Yes, EXAMINE is looking at every CI so it will be the most accurate accounting of free space. It is not possible to reconcile the LISTCAT output with the EXAMINE output all the time -- this data set shows why. Even though the AVGLRECL and MAXLRECL are 4,000 (implying a fixed record length), when I divide the HI-U-RBA by the 8,472,700 record count the actual average record length is 1,296 (1295.65 rounded up) and EXAMINE states the longest record is 4,003 bytes.
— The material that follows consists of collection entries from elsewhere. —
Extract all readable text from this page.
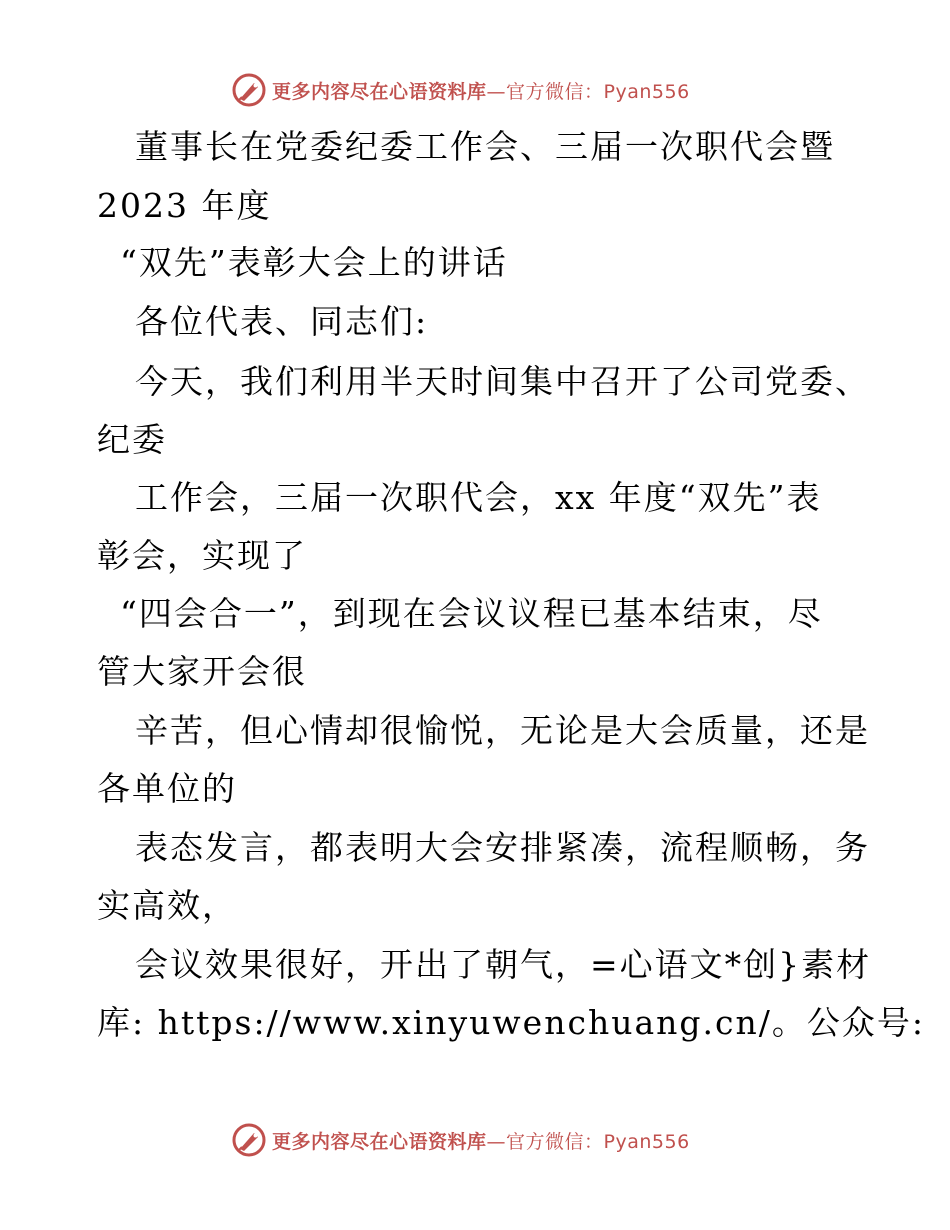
更多内容尽在心语资料库—官方微信：Pyan556
董事长在党委纪委工作会、三届一次职代会暨
2023 年度
“双先”表彰大会上的讲话
各位代表、同志们:
今天，我们利用半天时间集中召开了公司党委、
纪委
工作会，三届一次职代会，xx 年度“双先”表
彰会，实现了
“四会合一”，到现在会议议程已基本结束，尽
管大家开会很
辛苦，但心情却很愉悦，无论是大会质量，还是
各单位的
表态发言，都表明大会安排紧凑，流程顺畅，务
实高效，
会议效果很好，开出了朝气，=心语文*创}素材
库: https://www.xinyuwenchuang.cn/。公众号:
更多内容尽在心语资料库—官方微信：Pyan556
Hence some (maybe all) of the 535,992 CI have unused space in them -- EXAMINE will count this as free space even though LISTCAT will not.
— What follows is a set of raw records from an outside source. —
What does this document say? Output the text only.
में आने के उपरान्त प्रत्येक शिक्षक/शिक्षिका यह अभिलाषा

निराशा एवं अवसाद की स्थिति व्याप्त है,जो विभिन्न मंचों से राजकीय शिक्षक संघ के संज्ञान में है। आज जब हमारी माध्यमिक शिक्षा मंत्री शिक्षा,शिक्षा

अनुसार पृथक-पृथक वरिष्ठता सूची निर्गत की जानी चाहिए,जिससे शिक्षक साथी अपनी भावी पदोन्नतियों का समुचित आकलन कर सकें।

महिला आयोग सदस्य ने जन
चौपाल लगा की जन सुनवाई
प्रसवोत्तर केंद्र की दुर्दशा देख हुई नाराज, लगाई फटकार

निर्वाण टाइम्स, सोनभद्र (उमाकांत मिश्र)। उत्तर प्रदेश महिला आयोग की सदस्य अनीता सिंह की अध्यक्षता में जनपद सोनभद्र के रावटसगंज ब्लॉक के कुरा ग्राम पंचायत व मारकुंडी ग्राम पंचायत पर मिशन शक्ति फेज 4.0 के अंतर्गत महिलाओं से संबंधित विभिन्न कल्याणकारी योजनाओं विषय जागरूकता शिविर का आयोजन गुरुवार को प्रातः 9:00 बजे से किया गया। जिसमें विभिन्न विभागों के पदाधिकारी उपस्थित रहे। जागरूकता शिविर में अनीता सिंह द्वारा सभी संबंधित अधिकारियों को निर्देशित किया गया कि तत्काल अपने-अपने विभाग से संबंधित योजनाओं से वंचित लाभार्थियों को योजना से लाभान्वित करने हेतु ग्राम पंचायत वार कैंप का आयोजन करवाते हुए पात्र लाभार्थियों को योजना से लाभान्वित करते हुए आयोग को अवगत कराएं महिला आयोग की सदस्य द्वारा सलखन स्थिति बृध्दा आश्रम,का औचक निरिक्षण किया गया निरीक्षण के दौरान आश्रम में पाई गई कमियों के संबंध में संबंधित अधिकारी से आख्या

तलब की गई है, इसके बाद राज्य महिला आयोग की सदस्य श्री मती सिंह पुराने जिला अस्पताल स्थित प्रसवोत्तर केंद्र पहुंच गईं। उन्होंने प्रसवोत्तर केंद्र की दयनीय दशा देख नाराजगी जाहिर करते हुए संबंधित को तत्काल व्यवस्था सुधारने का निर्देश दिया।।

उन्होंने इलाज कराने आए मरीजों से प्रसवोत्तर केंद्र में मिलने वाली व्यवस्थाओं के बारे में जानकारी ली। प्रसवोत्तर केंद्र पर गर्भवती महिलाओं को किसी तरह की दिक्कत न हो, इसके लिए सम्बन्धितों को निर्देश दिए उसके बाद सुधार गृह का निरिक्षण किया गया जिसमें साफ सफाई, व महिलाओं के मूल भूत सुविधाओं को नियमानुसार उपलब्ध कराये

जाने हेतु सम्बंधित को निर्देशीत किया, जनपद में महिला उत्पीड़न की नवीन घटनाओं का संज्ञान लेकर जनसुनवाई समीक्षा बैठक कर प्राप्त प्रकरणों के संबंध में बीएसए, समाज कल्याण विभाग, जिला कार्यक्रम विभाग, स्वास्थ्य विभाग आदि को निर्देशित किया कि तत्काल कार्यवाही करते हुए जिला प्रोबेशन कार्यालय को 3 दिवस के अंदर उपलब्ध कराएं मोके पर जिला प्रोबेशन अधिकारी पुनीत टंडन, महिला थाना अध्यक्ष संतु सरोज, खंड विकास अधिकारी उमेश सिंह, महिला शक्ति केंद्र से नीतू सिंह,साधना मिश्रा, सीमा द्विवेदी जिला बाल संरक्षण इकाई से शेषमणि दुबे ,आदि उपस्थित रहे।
sancraig16 · New User Joined: 27 Mar 2018 Posts: 26 Location: usa

Are you suggesting that FREESPACE provided by EXAMINE also includes the unused space in each record ? But this space is not usable . Can I say that LISTCAT gives accurate USABLE FREESPACE as compared to EXAMINE ? Ideally I would need the FREESPACE percentage in terms of number of records that I can further insert into the VSAM file . How can i arrive at this number ? Will FREESPC calculation based on (FREESPC /HI-A-RBA ) * 100 be a good representation of actual usable FREE SPACE ?

Robert Sample · Posted: Wed Apr 04, 2018 11:55 pm

Did you notice that your LISTCAT indicates free space of 389,283,840 while the difference between HI-A-RBA and HI-U-RBA is 388,730,880? That is a difference of 552,960 bytes more free space -- and I have no idea why the difference (maybe due to the striping?). EXAMINE looks at each CI, so it can determine free space per CI whether or not that free space is usable.

Broadly speaking, AS LONG AS CI AND CA FREE SPACE PERCENTAGES ARE ZERO, you can divide the free space by the average record length (actual, not the LISTCAT value) to know about how many records could be inserted at the end of the KSDS. However, if CI free space or CA free space is not zero, you would have to factor that into your calculation. And this assumes that you do not have a high-values key in the KSDS.

Furthermore, since VSAM handles CI / CA splits automatically, it is entirely possible for a single insert into your KSDS could cause a change in the free space. It is not possible to say your KSDS could accommodate so many more records since the location of the inserted keys would be determining whether or not splits occur.

If you have not read the IBM Redbook VSAM Demystified I strongly recommend you download and read it. It may not answer all of your questions but it would be a good place to start.

Pete Wilson · Posted: Sat Jun 09, 2018 10:05 pm

I think it would be advisable to check the DATACLAS's assigned to the datasets as that can have a major bearing on how/if the datasets can cope with additional data, and you might find there won't be an issue. The top part of the LISTCAT indicates what the DATACLAS name is, if applicable, then in ISMF option 4 you can display the Dataclas to see what attributes are applied.

Depending on the DATACLAS settings they can allow further volumes to be dynamically added so the dataset can extend as required up to the DYNVOL COUNT setting in the DATACLAS. This can be a maximum of 59 volumes, but unless the DATACLAS also has the Extended Addressability attribute defined the maximum size a VSAM dataset can reach is 4GB, so that can be a limiting factor.

For datasets that do not have a DATACLAS you do have the option to do an IDCAMS ALTER ADDVOLUMES to assign more Candidate volumes for the dataset to extend to if required.